In 1975, The James Bay Northern Quebec Agreement known today as the First Modern Day Treaty in Canada was signed in the Province of Quebec. The Crees of Eeyou Istchee came forward and won, within the Canadian judicial system a court ruling in their favour to halt resource development. Vast areas of territory would be flooded since the provincial government wanted to harness rivers with hydro dams.
Rupert River "the Fours rapids" 2015
The project would forever alter the freshwater river arteries flowing throughout the Crees of Eeyou Istchee ancestral lands. These waterways, rich in life, flow westbound, their inland headwaters deep within the expansive boreal forest.The rivers form the largest fresh watershed in the world cascading toward the Quebec coastline out into the vast open seawaters of James Bay.
The first film in the series documents the story of what took place and captures the narratives of the signatories to the treaty.
In Canada Treaties have been signed over the last centuries. Old treaties were used during the pioneering era of settler societies through to the early days of the 20th. century. Negotiating old treaties was discontinued as a result of Canadian governments moving away from the notion of peace and friendship with aboriginal groups to a policy unfortunately of assimilation and extinguishment. The outcomes from colonial authorities that provided ill -conceived leadership to the dominant societies of the day drove the ideologies of assimilation over decades. This is of course a Canadian historical reality. Clearly, this strategy was not progressive nor has this long historical journey contributed meaningfully toward building a better more harmonized inclusive accord among Canadian society. The results of old treaties are evident on reserves across Canada today. Treaty making since 1975 has been more progressive while old treaties remain in dire need of renovating.
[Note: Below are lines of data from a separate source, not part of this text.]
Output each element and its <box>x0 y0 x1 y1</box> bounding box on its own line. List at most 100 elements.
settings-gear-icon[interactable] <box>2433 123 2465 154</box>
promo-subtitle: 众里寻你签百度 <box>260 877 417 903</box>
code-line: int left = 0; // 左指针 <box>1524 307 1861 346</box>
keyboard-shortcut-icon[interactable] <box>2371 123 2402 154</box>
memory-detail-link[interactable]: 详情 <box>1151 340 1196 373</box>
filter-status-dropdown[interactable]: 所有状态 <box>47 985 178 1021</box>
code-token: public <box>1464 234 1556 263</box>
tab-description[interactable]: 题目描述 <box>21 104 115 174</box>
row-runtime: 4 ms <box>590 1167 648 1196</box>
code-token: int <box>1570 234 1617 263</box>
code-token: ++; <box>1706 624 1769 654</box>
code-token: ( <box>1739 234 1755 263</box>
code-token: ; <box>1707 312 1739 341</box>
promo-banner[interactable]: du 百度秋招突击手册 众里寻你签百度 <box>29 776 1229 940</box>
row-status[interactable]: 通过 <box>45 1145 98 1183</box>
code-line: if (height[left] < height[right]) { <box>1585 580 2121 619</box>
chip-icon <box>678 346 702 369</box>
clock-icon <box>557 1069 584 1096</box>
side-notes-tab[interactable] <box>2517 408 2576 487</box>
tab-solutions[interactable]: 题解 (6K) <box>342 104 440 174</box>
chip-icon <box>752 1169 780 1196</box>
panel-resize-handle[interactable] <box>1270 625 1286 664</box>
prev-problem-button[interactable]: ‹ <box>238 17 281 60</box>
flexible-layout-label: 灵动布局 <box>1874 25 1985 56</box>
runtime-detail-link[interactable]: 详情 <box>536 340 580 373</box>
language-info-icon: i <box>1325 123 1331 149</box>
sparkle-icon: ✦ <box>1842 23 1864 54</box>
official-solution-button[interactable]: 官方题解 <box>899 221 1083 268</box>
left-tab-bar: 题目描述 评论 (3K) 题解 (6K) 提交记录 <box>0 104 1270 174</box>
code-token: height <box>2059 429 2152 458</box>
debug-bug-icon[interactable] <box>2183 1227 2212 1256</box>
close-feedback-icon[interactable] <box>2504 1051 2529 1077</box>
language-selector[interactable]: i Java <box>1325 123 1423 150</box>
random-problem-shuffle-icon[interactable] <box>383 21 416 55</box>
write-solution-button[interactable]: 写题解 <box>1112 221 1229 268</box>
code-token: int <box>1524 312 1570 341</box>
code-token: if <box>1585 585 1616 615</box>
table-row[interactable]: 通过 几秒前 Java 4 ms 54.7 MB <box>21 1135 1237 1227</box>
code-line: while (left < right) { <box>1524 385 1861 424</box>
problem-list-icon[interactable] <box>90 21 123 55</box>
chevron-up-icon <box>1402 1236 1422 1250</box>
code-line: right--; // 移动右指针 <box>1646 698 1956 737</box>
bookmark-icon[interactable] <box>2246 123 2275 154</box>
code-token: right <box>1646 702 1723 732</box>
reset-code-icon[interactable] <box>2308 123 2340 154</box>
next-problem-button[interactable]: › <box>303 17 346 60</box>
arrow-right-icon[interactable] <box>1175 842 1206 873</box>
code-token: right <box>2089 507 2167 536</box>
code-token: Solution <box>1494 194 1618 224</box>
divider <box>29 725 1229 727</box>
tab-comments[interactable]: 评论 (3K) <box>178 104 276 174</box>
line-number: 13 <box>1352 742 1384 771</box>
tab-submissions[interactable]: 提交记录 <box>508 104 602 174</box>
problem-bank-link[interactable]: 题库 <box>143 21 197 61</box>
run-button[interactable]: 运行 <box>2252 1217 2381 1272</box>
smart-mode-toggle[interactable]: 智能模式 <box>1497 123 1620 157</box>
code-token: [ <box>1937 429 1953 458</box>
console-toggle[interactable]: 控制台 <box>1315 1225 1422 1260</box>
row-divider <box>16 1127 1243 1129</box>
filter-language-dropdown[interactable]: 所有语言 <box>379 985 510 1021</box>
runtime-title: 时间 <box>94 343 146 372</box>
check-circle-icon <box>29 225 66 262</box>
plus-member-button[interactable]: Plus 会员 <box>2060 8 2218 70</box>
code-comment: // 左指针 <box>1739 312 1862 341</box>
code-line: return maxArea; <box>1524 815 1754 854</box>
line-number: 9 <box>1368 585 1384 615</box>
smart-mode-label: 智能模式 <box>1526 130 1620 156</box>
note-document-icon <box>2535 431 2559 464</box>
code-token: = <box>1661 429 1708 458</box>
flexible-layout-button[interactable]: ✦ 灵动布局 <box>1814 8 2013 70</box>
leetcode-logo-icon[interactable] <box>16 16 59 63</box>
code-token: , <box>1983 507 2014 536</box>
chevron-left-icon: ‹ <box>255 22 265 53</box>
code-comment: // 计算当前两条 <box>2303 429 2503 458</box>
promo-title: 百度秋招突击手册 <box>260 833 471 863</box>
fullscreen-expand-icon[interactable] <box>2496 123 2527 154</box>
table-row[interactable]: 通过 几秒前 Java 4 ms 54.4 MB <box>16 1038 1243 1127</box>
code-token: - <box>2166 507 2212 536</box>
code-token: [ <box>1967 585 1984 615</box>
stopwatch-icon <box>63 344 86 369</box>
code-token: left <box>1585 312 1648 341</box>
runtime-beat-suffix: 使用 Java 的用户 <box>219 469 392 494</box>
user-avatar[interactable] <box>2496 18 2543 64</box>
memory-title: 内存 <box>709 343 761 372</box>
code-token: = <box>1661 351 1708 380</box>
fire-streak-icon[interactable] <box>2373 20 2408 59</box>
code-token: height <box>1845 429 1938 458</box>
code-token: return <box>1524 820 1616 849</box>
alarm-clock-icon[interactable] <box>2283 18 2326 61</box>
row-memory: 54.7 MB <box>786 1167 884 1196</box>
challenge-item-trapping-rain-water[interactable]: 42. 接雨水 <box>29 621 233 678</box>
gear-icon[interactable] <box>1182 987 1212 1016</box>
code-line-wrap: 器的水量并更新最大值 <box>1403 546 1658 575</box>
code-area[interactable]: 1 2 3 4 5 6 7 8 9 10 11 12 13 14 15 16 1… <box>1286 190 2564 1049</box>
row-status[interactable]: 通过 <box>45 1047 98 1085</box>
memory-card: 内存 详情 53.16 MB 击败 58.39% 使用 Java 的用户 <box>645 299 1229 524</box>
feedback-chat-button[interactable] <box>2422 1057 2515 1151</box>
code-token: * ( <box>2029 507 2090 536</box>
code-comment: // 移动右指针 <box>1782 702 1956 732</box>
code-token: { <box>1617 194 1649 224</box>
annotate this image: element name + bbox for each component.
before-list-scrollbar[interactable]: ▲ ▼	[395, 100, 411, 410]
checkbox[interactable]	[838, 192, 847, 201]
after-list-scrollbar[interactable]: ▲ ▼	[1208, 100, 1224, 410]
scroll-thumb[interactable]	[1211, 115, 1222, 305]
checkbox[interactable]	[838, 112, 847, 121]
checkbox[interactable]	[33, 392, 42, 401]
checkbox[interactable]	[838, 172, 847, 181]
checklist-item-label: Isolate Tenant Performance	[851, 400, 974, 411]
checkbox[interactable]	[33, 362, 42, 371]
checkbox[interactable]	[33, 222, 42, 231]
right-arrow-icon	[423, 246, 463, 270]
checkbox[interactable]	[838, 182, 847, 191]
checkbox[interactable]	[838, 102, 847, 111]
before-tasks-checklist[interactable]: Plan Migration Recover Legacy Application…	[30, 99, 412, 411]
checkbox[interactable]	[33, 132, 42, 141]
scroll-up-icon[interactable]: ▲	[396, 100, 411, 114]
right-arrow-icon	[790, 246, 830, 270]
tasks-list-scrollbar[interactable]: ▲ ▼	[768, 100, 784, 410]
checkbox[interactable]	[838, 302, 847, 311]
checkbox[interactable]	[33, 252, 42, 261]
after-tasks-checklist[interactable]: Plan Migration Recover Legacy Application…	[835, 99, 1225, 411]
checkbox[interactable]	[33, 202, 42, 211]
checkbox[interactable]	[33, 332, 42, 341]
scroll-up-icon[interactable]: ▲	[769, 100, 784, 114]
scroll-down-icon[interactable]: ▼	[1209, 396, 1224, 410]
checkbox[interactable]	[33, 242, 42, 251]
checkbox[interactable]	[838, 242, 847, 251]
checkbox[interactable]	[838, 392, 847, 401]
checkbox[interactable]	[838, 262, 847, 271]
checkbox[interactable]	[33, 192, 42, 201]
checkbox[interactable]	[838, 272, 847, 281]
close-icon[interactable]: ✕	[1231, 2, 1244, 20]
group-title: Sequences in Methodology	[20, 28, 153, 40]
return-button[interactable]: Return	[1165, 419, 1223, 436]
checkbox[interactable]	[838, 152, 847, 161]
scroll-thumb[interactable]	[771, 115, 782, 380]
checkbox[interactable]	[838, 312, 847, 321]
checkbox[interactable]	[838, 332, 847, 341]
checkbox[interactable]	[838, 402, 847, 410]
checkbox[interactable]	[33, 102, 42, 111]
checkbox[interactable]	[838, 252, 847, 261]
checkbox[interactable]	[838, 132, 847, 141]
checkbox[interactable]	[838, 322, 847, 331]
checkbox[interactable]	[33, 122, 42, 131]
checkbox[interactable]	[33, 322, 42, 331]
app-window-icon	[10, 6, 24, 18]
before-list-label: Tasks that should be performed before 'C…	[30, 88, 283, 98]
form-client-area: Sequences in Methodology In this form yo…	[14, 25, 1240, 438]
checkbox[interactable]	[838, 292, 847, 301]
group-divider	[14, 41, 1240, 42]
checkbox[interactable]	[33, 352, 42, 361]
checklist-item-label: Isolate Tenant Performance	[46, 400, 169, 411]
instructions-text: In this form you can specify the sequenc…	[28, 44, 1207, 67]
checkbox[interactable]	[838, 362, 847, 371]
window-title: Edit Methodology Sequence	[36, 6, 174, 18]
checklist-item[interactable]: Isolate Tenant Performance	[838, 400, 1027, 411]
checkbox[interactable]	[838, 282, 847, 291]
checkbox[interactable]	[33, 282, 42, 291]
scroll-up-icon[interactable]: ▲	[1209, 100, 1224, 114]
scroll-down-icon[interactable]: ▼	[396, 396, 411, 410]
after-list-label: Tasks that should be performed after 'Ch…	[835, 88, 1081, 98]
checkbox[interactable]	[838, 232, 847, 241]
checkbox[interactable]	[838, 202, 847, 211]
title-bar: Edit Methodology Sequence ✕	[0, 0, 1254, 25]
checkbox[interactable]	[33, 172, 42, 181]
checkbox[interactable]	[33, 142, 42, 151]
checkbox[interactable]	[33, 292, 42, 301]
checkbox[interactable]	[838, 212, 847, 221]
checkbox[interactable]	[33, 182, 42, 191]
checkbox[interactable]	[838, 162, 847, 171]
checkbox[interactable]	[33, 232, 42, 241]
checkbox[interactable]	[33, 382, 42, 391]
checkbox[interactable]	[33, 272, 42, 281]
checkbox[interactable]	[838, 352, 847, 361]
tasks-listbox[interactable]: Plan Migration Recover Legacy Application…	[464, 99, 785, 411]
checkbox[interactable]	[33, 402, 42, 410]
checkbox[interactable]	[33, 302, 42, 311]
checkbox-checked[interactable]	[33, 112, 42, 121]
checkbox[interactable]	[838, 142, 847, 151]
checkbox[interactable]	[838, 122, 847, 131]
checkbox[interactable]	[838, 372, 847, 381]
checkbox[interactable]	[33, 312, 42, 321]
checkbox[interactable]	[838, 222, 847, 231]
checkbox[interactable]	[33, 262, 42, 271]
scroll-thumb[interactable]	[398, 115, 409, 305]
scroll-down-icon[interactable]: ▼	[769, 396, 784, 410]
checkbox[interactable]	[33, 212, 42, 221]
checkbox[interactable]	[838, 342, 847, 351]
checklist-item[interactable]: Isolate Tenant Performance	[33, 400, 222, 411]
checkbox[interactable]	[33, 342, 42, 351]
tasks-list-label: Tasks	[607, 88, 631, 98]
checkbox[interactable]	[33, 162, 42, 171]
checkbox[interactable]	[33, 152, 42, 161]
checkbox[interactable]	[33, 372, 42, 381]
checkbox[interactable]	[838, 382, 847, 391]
During the 1970’s era a new approach toward making treaties was ushered in.
The James Bay Northern Quebec Agreement, was created, the James Bay Crees successfully fought for and enshrined this new treaty in collaboration with the provincial and federal legislators at that time. This was a structural change of large proportions in the middle ground between Crown Indigenous relations.
The film series chronicles for the viewer the lead up to the signing of the Canadian first modern day treaty of 1975. We cover that with the narratives provided by those who were actually there at the time including Billy Diamond, Philip Awashish, Able Kitchen, Fred Blackned, Robert Kanatewat and Smally Petawabano. Four other signatories had passed away. These participants were among well over 100 others who had a part and contributed to preserving history for present and future generations within the film series.
The film series is not only a reality check on the challenges faced by those who have been witness to the intrusion of dominant societies quest to gain access to resources upon First Nation ancestral lands but a series of testimonies about how these challenges have been overcome without violence rather incredible perseverance and dignity.
We capture the last forty years with four films. This period depicts the fight that took place throughout the 70s, 80s, and 90s, to have the Treaty agreements implemented. The most recent film gives voice to the events that unfolded over the first decade of the 21st century.
The Nisga’a Nation in the Nass Valley, Northern British Columbia fought for over a century leading up to 1970 to gain treaty rights within their territories in Canada. A declaration was granted by the Supreme Court in the 1970’s in favour of the the Nisga’a Nation. This ruling would eventually lead to a Modern treaty. The Nisga’a Nation entered into their treaty 24 years later with the Province and Federal government in 2000.